Clap !

Fort heureusement pour moi, je ne suis pas trop couarde et, comme ces boules restaient, je résistai à l'envie de mettre ma tête dans le sable. J’insistai donc pour avoir un rendez-vous RAPIDE chez mon gyné : le premier proposé était reporté à la fin janvier (on était fin août) ! J’ai pris les devant : une de ses assistantes ferait l’affaire pourvu que je sache rapidement… Je verrais ensuite.
J’ai une amie qui tient à se faire soigner par « Le » professeur parce qu’elle a la trouille que la tache qu’elle a grandissante dans son dos ne soit un cancer. Son premier rendez-vous est donc reporté aux calendes grecques. Je crains pour elle. Si j’avais été aussi accrochée à mon médecin (très renommée mais surchargée), j’aurais été perdue, vu que j’avais un cancer invasif très rapide. Le diagnostic du cancer est et reste une urgence médicale.

Où placer ce "Clap " de la première planche du scénario ? Le 20 août ?
Le 6 septembre, quand j’ai appris la nouvelle de la bouche de ce médecin ? Rendez-vous chez la sénologue5, mammographie, échographie, re-mammographie, re-visite à la sénologue, biopsie sous échographie, re-visite en privé dans la salle de consultation de la sénologue et, moment crucial du diagnostic, le moment du verdict au patient : moi !
Malgré mon malheur immense, je dois avouer être heureuse, à postériori, d'être tombée sur une personne d'une pareille qualité d'écoute. Car je suppose que ce doit être une rude épreuve pour le médecin également d'annoncer un cancer à sa patiente.
Le scénario met donc en scène une patiente effondrée mais très digne, moi, et son médecin. Le poids du temps doit exprimer toute la tristesse et l'angoisse de la malade, et tout l'accueil de cette souffrance de la part du médecin.
La sénologue prend son calme, me regarde intensément et me dit :
- Il semble bien que ce soit un cancer (pause pour me permettre de réagir). Vous ne réagissez pas ? (pause pour me permettre de répondre). Vous vous y attendiez ?
- Ben, oui, je m’y attendais ! (In petto : j’avais déjà ma petite idée au départ et quand j’ai vu vos têtes et le nombre d’examens que j’ai passé coup sur coup, j’ai bien pensé que ce n’était pas un examen de routine ! )
- Qu'en pensez-vous ?
- Que je ne sais pas comment je vais annoncer une aussi mauvaise nouvelle aux gens que j’aime !
(J'étais à ce point effondrée que seule la tristesse de mes proches m'importait)
- Vous pouvez aller voir d’autres médecins si vous voulez (pause pour me permettre de répondre). Prendre le temps d’y réfléchir (idem). Moi, je peux vous proposer un rendez-vous opératoire la semaine prochaine, où il me reste une place (re-idem).
Pour moi, ça ne se réfléchit pas : agir et au plus vite. J’ai confiance : elle m’écoute, elle ne m’a pas fait mal en pratiquant sa biopsie et elle a pris toutes les précautions utiles sur le plan des actes et des paroles : elle mérite ma confiance pour la suite des opérations. Et je ne croyais pas si bien dire, puisqu’elle me fera deux opérations.

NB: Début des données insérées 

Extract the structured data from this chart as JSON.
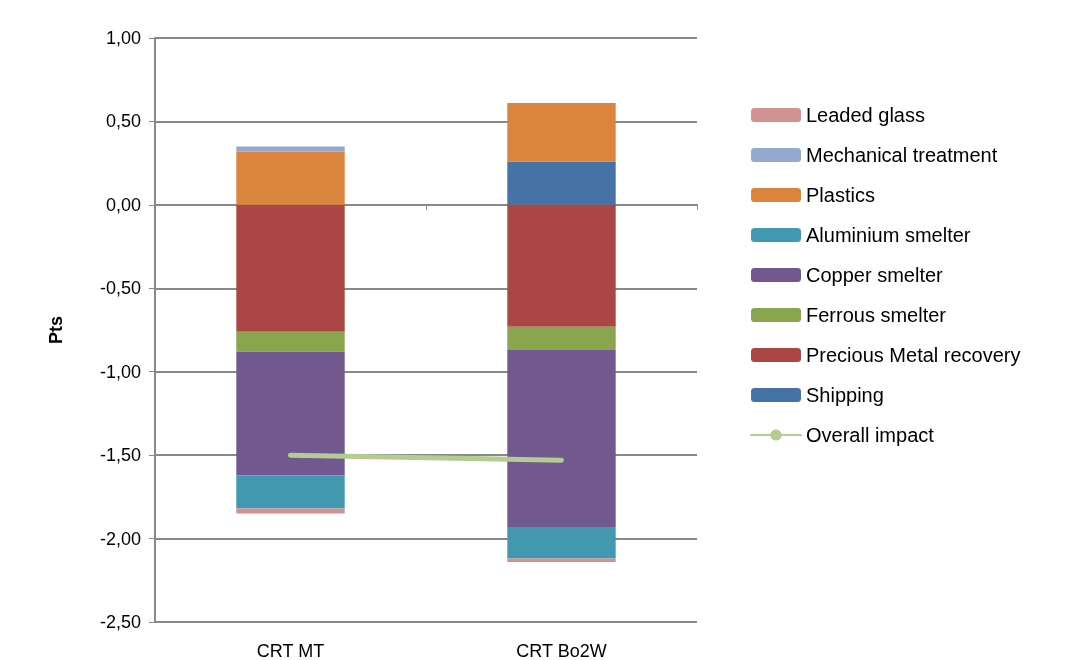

Temps de prise de décision : zéro secondes. Nous avons bouclé l’agenda. Mais ces zéro secondes ont duré toute l'éternité de la mort, comme l'entretien ou le temps des examens successifs…
L'éternité de la mort, mais je vis toujours.
Heureusement, j’ai une confiance totale dans l’équipe médicale et soignante. Comme vous avez pu en juger, mon médecin (l’assistante de mon gyné hyper-renommée) est une femme extraordinaire. Elle écoute avec les yeux et vous laisse respirer vos émotions. Elle ne vous noie pas sous les explications mais garde le silence pour que sa parole vous pénètre et que vous puissiez réagir. Elle ne joue pas avec la vérité mais l’expose clairement, avec les précautions utiles, sans ménagements mensongers.
Je peux m’appuyer sur ses compétences humaines, médicales et techniques. Je la sens sûre d’elle et de moi, et de l’équipe qui la supporte dans ses décisions et durant l’opération.
De mon côté, je me sens, moi aussi, sûre d’elle et de moi, et de toute l’affection que me portent ma famille, mes amis, mes collègues de travail. Il m’arrive de penser à la mort, mais en riant ; à la vie, mais avec tristesse ou colère.